Nell'aria si sentiva l'odore della vegetazione viva, dei fiori che
sbocciavano felici e sani, legati artificialmente ad un ambiente
meticolosamente controllato.
Due figure parlavano serene sotto un salice piangente sulla riva di un
piccolo laghetto artificiale nel parchetto della corte.
Una grande e massiccia era coricata nell'erba fresca, la testa rialzata
grazie alle mani intrecciate dietro la nuca, come una ciotola per dei
fili d'oro liquido, gli occhi azzurri come lapislazzuli scintillavano
nella luce calda del pomeriggio; appoggiato al tronco fresco
dell'albero il ragazzo dai rossi capelli, il volto bianco che avrebbe
riflesso la luce come fa la neve nei giorni di sole d'inverno.
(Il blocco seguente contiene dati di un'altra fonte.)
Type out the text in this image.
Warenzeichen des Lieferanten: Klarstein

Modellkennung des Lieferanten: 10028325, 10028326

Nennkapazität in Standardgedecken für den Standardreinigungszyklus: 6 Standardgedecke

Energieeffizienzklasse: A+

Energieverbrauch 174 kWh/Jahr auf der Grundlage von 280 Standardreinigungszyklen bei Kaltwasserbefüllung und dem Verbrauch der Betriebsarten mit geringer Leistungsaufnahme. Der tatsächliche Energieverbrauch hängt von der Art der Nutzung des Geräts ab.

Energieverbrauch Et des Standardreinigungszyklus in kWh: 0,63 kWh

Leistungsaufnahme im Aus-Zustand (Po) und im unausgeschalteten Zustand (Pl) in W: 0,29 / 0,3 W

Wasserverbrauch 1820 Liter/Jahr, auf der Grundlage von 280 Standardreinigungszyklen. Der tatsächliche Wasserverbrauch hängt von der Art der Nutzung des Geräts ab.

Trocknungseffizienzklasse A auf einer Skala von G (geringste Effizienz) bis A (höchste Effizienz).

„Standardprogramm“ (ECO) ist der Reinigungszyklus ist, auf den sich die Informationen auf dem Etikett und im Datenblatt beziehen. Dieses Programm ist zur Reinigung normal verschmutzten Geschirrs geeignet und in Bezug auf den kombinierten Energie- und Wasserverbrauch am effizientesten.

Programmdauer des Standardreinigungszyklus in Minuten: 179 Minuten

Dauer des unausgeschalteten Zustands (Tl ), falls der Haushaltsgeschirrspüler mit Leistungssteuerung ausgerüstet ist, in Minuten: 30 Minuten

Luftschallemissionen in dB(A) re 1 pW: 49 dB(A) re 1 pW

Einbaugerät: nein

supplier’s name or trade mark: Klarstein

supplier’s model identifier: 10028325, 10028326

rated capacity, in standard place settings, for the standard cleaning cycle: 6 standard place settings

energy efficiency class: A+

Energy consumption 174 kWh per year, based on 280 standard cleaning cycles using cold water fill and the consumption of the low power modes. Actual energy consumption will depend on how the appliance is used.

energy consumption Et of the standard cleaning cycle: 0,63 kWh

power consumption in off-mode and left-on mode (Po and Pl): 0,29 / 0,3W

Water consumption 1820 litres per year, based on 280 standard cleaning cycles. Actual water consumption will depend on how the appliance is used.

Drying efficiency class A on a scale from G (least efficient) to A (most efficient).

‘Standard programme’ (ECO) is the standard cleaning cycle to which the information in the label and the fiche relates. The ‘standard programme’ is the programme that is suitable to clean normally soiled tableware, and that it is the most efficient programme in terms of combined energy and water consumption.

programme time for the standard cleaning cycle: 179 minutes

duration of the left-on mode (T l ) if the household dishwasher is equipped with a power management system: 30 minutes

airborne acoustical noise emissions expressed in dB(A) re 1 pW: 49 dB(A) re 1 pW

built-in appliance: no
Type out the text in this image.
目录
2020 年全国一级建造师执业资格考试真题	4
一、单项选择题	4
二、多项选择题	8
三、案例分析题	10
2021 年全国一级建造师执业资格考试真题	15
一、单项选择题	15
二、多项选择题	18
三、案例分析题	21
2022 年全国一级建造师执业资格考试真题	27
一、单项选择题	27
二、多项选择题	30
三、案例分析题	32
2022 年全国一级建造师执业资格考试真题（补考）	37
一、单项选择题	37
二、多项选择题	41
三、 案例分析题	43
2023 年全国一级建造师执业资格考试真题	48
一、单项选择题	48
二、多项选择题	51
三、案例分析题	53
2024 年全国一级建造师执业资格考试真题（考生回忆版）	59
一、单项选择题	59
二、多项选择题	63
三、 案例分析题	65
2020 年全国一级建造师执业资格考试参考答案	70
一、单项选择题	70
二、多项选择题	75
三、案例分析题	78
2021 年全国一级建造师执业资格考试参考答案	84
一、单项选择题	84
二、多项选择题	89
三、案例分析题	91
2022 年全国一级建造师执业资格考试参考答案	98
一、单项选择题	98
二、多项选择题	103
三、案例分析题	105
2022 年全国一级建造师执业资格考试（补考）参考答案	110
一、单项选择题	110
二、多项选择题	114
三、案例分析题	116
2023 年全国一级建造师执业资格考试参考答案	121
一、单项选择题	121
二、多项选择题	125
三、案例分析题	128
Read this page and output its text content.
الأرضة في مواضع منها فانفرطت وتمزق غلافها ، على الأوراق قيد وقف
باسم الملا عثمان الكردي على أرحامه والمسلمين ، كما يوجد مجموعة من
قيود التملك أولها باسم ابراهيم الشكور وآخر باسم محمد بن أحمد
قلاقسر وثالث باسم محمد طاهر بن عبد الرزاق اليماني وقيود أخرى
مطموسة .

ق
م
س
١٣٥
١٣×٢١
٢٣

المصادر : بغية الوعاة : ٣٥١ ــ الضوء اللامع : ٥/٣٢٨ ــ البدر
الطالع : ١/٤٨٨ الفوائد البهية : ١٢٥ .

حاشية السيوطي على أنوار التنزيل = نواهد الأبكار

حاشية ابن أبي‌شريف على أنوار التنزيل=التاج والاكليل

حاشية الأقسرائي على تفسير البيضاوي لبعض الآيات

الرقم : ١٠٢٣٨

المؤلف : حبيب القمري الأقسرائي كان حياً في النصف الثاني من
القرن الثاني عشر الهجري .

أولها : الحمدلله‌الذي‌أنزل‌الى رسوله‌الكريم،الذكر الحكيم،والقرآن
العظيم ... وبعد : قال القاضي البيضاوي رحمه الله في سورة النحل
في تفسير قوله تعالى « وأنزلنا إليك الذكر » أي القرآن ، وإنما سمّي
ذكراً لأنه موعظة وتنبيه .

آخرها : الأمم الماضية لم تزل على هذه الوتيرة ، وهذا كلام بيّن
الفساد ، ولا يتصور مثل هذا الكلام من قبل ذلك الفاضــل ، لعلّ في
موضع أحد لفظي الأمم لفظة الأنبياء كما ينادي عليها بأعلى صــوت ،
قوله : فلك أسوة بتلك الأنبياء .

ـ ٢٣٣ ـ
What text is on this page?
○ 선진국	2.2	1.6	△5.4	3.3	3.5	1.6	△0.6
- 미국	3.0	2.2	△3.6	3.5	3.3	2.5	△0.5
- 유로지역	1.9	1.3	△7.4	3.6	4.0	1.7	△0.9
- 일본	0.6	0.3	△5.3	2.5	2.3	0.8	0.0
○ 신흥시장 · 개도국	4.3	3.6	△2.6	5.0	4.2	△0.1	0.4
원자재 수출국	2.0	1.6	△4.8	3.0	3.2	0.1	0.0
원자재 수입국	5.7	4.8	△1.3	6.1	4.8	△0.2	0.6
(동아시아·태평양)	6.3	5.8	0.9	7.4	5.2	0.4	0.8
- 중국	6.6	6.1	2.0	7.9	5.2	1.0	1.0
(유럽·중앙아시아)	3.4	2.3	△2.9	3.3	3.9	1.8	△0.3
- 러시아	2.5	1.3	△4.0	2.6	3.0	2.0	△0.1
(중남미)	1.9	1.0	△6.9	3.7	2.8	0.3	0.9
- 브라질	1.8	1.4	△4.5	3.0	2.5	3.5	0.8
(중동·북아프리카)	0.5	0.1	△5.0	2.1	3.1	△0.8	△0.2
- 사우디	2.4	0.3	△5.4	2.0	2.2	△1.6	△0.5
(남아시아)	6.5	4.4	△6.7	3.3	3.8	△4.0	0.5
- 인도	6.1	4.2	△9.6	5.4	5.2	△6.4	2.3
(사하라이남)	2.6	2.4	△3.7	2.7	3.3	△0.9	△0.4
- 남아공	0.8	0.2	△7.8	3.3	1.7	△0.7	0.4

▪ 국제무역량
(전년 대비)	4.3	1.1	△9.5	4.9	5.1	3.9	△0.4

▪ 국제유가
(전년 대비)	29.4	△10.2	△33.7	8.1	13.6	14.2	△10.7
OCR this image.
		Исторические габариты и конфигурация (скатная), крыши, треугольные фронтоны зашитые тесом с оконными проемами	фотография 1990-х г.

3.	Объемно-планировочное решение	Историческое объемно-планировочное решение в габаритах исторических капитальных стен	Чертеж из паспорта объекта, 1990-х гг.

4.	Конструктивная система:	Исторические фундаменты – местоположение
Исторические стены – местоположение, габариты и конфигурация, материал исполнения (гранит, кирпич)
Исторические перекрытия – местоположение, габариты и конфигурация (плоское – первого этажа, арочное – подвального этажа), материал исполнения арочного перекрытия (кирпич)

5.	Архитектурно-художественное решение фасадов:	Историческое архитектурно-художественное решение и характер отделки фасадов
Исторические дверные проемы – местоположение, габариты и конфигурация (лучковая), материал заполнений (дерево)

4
Uno sbuffo profondo e Thor con uno scatto contrasse il busto e
slanciò le braccia per alzarsi e fissare la figura vicino a
lui.
“Non sei il primo che me lo dice...”
sussurrò triste, il busto si era flesso in avanti, le mani
sulle ginocchia e il volto puntava l'erba. Sembrava quasi si fosse
contratto su se stesso, pressato da un pensiero troppo grande anche per
la forza di un dio. Quelle spalle immense sembrano vetro schiacciato
dall'ossessivo peso di una mancanza.
“Solo che...” provò a dire qualcosa di
più, ma le parole morirono in gola, o forse non c'erano per
uno che era dedito alla lotta: non un combattimento stupido e
forsennato, svuotato di ogni utilità, avvinghiato alla mania
dell'onore e dell'oppressione del debole; ma uno dedito alla fiera e
strenua difesa di un bene superiore, cristallino e vivo, tanto puro da
essere fragile.
“Solo che?” chiese dolcemente l'altro ragazzo.
“Sono un armadio, io non so come esprimermi... Servirebbe
Loki, lui si che...” e altra tristezza calò in
quei occhi puri, contaminandoli ed estinguendo la luce di cui
brillavano.
“Tuo fratello. Direi di lasciarlo da parte ora. Thor lei ti
sta cercando e ti troverà...”, il ragazzo
provò a rincuorare il giovane dio, che con uno scatto
posò i suoi occhi sul cielo.
“Dici?”
“Direi che sarebbe una stupida a non cercare uno come
te” e si mise a sghignazzare. Le risa aprirono un sorriso
flebile ma vero, increspando la bionda barba e partorendo fini rughe di
gioia.
“Da quello che so eri una persona leggermente arrogante prima
di conoscerla...”
“Si abbas... ma chi te lo ha detto?” e con uno
scatto il dio si levò in piedi e scherzosamente
mostrò un pugnò aggressivo al ragazzo.
“Bah, bah, principalmente i sogni...”
tergiversò il più piccolo, sostenendo lo sguardo
dell'interlocutore con due occhi nocciola pieni di serietà.
“Si certo i sogni...” disse con un sorriso sghembo
il dio biondo.
“Te la cavi bene nel fango...” e questa frase
spense il ghigno scherzoso dell'uomo, suscitando in lui una forte
curiosità.
“Puoi come Haindall vedere tutto?” chiese
interessato.
“Se mi paghi, certo...”
“Per tutti gli dei! Un favore puoi farmelo?”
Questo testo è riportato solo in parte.